In December 2004, local player David Wheater scored the winning goal in England under-18s' 1–0 friendly win over Scotland under-18s, played before 4,959 fans at Victoria Park. England under-18s lost 2–0 to their French counterparts at Victoria Park in September 2006, after two goals from David Ngog. Danny Welbeck and Danny Drinkwater scored in England under-18s' 2–0 win over Austria in April 2008, before 2,306 supporters at Victoria Park.

The England women's national football team beat Sweden 4–0 in an August 2014 friendly at Victoria Park. It was the female England team's first game in the North East since a 1–1 draw with Italy at Roker Park, Sunderland in November 1995. Several of the English players came from the North East, including Jordan Nobbs whose father Keith had played 327 times for Hartlepool United. Fara Williams broke the national record by winning her 130th cap in the match.

==In the media==
The ground was used as the location in The Fast Show for a Ron Manager sketch.
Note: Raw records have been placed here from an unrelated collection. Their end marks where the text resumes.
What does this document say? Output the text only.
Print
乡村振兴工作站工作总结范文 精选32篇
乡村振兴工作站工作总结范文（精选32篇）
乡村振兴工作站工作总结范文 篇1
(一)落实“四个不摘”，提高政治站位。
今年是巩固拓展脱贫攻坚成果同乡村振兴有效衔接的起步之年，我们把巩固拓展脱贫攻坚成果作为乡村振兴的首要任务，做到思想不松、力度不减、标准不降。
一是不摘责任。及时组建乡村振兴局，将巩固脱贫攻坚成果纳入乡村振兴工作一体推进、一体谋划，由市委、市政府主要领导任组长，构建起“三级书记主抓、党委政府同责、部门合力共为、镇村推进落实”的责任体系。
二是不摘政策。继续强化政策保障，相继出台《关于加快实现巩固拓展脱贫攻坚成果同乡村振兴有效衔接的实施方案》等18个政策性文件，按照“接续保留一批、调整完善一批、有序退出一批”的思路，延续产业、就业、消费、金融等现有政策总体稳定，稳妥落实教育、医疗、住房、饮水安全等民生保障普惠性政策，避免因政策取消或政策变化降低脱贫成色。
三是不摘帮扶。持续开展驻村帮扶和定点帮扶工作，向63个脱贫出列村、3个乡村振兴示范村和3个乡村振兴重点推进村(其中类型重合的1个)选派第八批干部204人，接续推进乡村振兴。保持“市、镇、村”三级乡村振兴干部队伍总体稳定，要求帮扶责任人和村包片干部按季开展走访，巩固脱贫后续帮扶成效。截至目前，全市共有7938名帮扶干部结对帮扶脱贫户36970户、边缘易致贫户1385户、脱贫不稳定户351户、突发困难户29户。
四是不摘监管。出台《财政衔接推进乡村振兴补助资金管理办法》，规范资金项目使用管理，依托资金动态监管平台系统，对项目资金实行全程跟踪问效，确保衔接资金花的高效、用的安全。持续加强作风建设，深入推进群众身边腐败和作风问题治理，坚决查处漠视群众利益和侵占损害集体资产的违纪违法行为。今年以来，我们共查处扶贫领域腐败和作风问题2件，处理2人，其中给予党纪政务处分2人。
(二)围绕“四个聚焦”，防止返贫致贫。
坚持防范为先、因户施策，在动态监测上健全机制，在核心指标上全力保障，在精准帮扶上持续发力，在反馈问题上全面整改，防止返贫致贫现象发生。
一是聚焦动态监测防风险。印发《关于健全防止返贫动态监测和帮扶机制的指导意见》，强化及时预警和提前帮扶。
Paul Whitehouse, who plays Ron Manager, sits in the Rink End stand as he talks about a typical Saturday afternoon in football.

==Other uses==
Victoria Park is one of the town's most popular conferencing venues, offering a range of facilities to suit a variety of needs, with three different suites (The Centenary Suite, CK Suite and the Maidens Suite).

Victoria Park has also been used for employability training to help improve the town's unemployment figures and has an after-school programme which teaches children literacy and numeracy skills.

The ground was the home of Pitch Invasion Festival in May 2012. It saw around 5,000 people attend the two-day event which had live music across two stages and a small funfair. James Arthur played the festival with his band a few months before he won talent show The X Factor.